During his 15 seasons in the NFL, Emmitt Smith rushed for a record 18,355 yards. And yeah, we’re all aware of what they say about records being made to be broken, but it’s beginning to look like Smith’s mark of 18,355 is about as unbreakable as they come in this league.
The trends are obvious. Backs have become devalued in an era in which the last three seasons have been the most pass-heavy campaigns in league history.
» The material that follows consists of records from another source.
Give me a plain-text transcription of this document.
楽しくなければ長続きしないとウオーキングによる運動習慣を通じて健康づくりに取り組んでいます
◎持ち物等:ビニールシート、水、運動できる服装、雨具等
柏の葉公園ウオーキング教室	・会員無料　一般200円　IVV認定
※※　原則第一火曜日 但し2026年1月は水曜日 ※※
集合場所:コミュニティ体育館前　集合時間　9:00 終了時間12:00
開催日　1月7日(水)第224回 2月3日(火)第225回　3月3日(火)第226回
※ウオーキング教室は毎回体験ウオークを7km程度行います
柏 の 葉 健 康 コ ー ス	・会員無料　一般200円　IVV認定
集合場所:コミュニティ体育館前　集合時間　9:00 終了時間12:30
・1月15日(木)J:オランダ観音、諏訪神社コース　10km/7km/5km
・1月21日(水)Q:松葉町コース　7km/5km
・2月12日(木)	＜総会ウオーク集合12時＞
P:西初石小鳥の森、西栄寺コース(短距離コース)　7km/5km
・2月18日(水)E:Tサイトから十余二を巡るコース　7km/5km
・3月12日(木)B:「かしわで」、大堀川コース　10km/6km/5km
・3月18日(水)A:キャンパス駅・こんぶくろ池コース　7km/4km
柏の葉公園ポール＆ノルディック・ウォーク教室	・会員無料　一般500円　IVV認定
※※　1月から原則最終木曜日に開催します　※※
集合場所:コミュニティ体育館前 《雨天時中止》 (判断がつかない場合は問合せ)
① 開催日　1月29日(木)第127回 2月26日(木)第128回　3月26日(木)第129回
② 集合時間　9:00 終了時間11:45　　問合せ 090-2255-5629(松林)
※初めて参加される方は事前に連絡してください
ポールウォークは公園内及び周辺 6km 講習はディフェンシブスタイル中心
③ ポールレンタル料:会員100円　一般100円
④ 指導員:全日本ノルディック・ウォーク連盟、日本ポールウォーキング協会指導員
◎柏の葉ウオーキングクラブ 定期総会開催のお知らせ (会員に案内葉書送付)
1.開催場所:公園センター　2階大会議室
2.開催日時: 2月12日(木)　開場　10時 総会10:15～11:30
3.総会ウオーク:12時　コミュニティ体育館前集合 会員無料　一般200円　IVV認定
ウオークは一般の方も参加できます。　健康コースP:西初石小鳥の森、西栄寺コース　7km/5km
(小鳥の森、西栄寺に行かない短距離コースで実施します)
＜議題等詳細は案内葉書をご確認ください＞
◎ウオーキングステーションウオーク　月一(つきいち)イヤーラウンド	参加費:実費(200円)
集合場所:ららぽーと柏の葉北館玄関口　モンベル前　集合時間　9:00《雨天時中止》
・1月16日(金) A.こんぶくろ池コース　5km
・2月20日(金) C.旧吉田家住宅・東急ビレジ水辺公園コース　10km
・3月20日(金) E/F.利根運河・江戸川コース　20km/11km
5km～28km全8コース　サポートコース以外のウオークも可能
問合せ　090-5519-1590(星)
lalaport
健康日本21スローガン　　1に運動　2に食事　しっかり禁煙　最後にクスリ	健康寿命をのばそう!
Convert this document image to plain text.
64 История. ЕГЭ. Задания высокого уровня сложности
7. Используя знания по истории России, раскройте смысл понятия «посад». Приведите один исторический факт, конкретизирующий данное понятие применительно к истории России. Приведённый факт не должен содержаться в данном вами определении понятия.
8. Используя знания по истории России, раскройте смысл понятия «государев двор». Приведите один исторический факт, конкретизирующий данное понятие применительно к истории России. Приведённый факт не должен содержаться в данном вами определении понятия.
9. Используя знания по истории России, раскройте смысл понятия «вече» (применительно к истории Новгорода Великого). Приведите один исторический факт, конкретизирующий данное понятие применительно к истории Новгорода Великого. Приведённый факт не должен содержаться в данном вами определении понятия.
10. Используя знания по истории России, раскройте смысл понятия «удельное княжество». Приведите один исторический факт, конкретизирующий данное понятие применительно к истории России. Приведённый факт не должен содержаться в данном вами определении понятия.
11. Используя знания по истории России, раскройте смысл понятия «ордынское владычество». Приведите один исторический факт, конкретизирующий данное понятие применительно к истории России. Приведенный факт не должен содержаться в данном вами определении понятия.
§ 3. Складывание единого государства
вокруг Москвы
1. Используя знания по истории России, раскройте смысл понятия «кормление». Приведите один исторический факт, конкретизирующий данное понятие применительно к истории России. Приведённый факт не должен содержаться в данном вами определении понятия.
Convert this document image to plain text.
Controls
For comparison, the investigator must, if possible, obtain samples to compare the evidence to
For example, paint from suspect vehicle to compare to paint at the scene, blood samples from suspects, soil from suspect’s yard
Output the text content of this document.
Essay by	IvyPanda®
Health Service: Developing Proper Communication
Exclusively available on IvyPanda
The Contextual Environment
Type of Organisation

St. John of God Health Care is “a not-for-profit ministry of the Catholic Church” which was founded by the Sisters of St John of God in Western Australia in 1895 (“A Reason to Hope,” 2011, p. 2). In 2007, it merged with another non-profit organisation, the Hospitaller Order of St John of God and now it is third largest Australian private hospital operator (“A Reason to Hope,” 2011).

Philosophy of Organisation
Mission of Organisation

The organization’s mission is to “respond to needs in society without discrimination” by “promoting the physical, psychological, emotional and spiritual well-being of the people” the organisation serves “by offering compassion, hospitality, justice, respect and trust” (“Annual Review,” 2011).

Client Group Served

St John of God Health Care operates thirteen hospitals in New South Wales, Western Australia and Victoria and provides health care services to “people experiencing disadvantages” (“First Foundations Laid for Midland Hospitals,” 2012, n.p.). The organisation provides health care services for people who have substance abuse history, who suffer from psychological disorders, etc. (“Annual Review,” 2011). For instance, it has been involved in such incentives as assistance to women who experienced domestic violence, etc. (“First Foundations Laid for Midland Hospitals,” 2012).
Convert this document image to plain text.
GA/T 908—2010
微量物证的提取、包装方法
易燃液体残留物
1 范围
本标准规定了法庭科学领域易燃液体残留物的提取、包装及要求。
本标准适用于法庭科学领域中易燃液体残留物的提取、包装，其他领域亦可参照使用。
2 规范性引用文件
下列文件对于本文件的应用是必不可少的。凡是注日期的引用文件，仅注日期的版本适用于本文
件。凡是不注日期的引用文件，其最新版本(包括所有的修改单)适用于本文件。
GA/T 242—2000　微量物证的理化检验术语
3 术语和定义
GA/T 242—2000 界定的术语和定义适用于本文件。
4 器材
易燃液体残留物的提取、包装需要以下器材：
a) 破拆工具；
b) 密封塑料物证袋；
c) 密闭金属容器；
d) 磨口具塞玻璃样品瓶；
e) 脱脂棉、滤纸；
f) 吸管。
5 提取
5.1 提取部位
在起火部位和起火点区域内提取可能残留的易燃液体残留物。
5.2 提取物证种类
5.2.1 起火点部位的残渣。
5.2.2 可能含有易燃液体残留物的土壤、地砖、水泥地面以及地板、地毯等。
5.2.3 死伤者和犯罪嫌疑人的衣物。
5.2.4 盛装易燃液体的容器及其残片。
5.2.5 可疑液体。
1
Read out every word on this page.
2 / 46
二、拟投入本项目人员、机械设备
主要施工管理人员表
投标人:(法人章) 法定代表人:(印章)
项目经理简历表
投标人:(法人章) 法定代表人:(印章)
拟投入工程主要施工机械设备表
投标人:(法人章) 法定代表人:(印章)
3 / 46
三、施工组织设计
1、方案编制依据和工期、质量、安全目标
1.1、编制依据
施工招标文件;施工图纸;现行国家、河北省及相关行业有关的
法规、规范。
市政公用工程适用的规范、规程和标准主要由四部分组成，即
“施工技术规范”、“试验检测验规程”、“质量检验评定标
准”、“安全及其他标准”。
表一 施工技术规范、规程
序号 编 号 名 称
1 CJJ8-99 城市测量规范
And even if balance eventually returns to a league in which trends are cyclical and teams start running the ball as much as they throw it, shelf lives have shrunk for backs in a game that is becoming harder and harder on the players’ bodies.
And their heads.
That has Smith himself wondering if a trend toward shorter careers in general as a result of fear regarding CTE and related effects of head trauma might be a major reason why his record might never be broken.
“It’s a reflection of the changing times in terms of how they value the running back position and how the game has changed into a running back-by-committee approach,” Smith said recently, per ESPN.com. “It could be because of the CTE stuff, it could be because of how offenses use spread formations vs. the I-formation and it could be the way they rotate players in and out.”
Smith played before concussion concerns were causing players to contemplate retirement at early ages, before backfield committees had become popularized and before tenures in the NFL were viewed as sprints instead of marathons. Some of that might never change. Some if it might be irreversible. Smith’s record is about endurance and longevity more than anything else, and backs these days just don’t stay healthy and productive for close to as long as he did.
Among players who started their careers after the turn of the century, only one — LaDainian Tomlinson — is within 6,000 yards of Smith’s mark. And even Tomlinson, who played 10 seasons, remains nearly 5,000 yards back. There isn’t an active player in the game who is under the age of 30 and within 10,000 yards of Smith, which means nobody in their prime right now is even halfway to that 18,355 mark.
“If he doesn’t get it, I don’t know who’s going to get it,” Smith said of 30-year-old Vikings back Adrian Peterson, who remains 6,680 yards behind. “He’s still got a lot of yards to go. I’m not going to lie to you.”
At the exact same age as Peterson, Smith had 2,288 more yards than AP does now. And that was during an era that was much friendlier to backs, and players in general.